Hay dos maneras de acabar con el pensamiento de izquierdas. La primera: implantar un régimen socialista y mantenerse en el poder unos cuantos años, hasta que las piedras renieguen del invento. El segundo, más sofisticado: vaciarlo de contenido y transformarlo en cuento que se cuenta a crédulos de vocación para legitimar cualquier disparate que se le ocurra a la dirigencia, siempre con el fin último bien a las claras: gobernar ellos y que no gobiernen los otros. De tal manera, si mañana se le ocurriera a nuestro querido presidente que el gasto de agua en los cuartos de baño de la patria es del todo insostenible, pasado mañana tendríamos a los convencidos predicando el beneficio de la ducha quincenal y lo salutífero de desaguar en el campo a mayores y a menores. No exagero, he visto cómo amigos y conocidos que en otro tiempo se complacían en el espíritu bon vivant y graciosamente gourmet de la socialdemocracia hacen ahora exaltación del consumo de insectos como alternativa a los problemas del campo. El diablo, harto de carne, se metió a fraile. Es la gracia y la desgracia de la nueva doctrina de la oportunidad, el llamado pensamiento retroactivo: desautoriza de plano a quienes se le adhieren y convierte sus opiniones en algo circunstancial, de inane coyuntura, ideas fluctuantes que hoy son sólidas y mañana líquidas. Instituye al creyente como papanatas sin criterio, con la atención puesta exclusivamente en lo que manden los de arriba para decir siempre lo mismo que los de arriba, sin ningún interés por las ideas que pudieran fluir en su propio santiscario. Es la nueva doctrina socialista de la identidad esfumada: no es que lo colectivo sea mucho más importante que lo individual, es que el individuo ya no existe ni tiene sentido fuera del cardumen. El ejemplo más grimoso de esto último lo he vivido hace unos días, cuando incierto amigo recién operado de una hernia se deshacía en soflamas en favor de la sanidad pública y, naturalmente, en contra de Isabel Díaz Ayuso y de la atención médica privada. Algo del todo legítimo si no hubiera sido porque el caballero estaba opíparamente ingresado en una clínica de Sanitas. Genio y figura.

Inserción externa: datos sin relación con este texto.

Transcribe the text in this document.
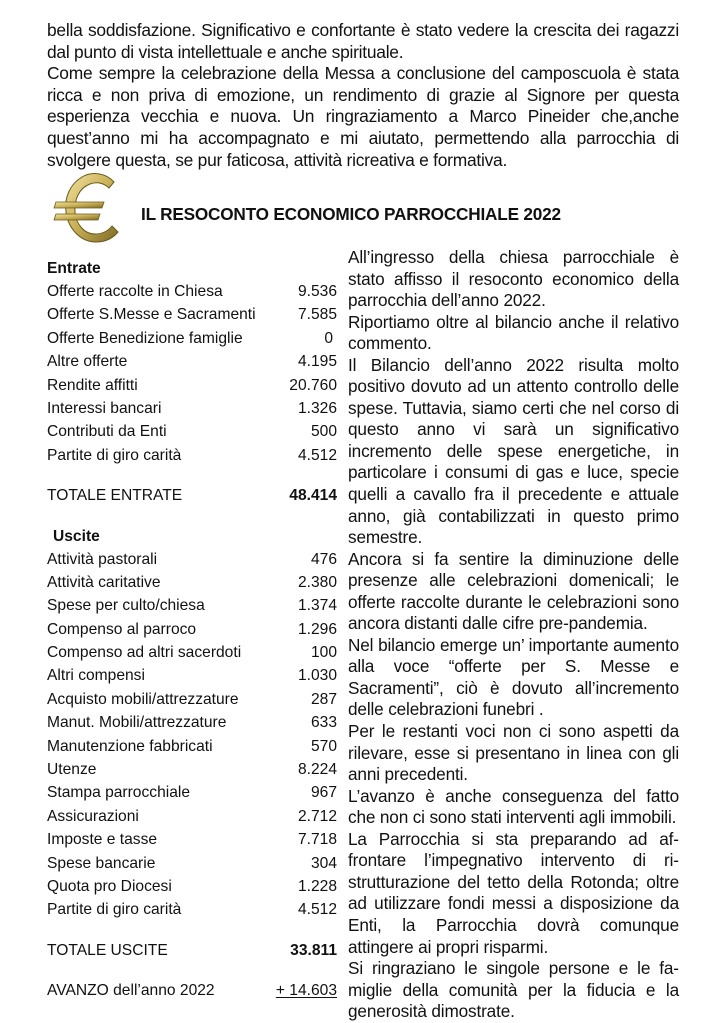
bella soddisfazione. Significativo e confortante è stato vedere la crescita dei ragazzi dal punto di vista intellettuale e anche spirituale.

Come sempre la celebrazione della Messa a conclusione del camposcuola è stata ricca e non priva di emozione, un rendimento di grazie al Signore per questa esperienza vecchia e nuova. Un ringraziamento a Marco Pineider che,anche quest’anno mi ha accompagnato e mi aiutato, permettendo alla parrocchia di svolgere questa, se pur faticosa, attività ricreativa e formativa.

IL RESOCONTO ECONOMICO PARROCCHIALE 2022
Entrate
Offerte raccolte in Chiesa	9.536
Offerte S.Messe e Sacramenti	7.585
Offerte Benedizione famiglie	0
Altre offerte	4.195
Rendite affitti	20.760
Interessi bancari	1.326
Contributi da Enti	500
Partite di giro carità	4.512
TOTALE ENTRATE	48.414
Uscite
Attività pastorali	476
Attività caritative	2.380
Spese per culto/chiesa	1.374
Compenso al parroco	1.296
Compenso ad altri sacerdoti	100
Altri compensi	1.030
Acquisto mobili/attrezzature	287
Manut. Mobili/attrezzature	633
Manutenzione fabbricati	570
Utenze	8.224
Stampa parrocchiale	967
Assicurazioni	2.712
Imposte e tasse	7.718
Spese bancarie	304
Quota pro Diocesi	1.228
Partite di giro carità	4.512
TOTALE USCITE	33.811
AVANZO dell’anno 2022	+ 14.603

All’ingresso della chiesa parrocchiale è stato affisso il resoconto economico della parrocchia dell’anno 2022.

Riportiamo oltre al bilancio anche il relativo commento.

Il Bilancio dell’anno 2022 risulta molto positivo dovuto ad un attento controllo delle spese. Tuttavia, siamo certi che nel corso di questo anno vi sarà un significativo incremento delle spese energetiche, in particolare i consumi di gas e luce, specie quelli a cavallo fra il precedente e attuale anno, già contabilizzati in questo primo semestre.

Ancora si fa sentire la diminuzione delle presenze alle celebrazioni domenicali; le offerte raccolte durante le celebrazioni sono ancora distanti dalle cifre pre-pandemia.

Nel bilancio emerge un’ importante aumento alla voce “offerte per S. Messe e Sacramenti”, ciò è dovuto all’incremento delle celebrazioni funebri .

Per le restanti voci non ci sono aspetti da rilevare, esse si presentano in linea con gli anni precedenti.

L’avanzo è anche conseguenza del fatto che non ci sono stati interventi agli immobili.

La Parrocchia si sta preparando ad affrontare l’impegnativo intervento di ristrutturazione del tetto della Rotonda; oltre ad utilizzare fondi messi a disposizione da Enti, la Parrocchia dovrà comunque attingere ai propri risparmi.

Si ringraziano le singole persone e le famiglie della comunità per la fiducia e la generosità dimostrate.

Es el último logro de la izquierda pueral, oportunamente en sintonía con la sociedad lamentatoria que la apoya: transformar al ciudadano en votante, al votante en siervo y al siervo en altavoz con mando a distancia, dispuesto a repetir lo que se mande y esmerarse en la tarea como el loro de Enriqueta, que cantaba al amanecer porque estaba convencido de ser gallo. La izquierda, hoy, no da para más; o no hay quien dé más por ella. Al final va a tener razón Morgan Wallen, director del buró de la CIA en París desde 1989 a 2001, actualmente jubilado: “A partir de la muerte de Franco, todos los gobiernos españoles, sin excepción, han sido nuestros”. Sin excepción. O sea, ni izquierda ni progreso; como el loro de Enriqueta: gallo y lo que el amo disponga, que para eso es el que paga la fiesta.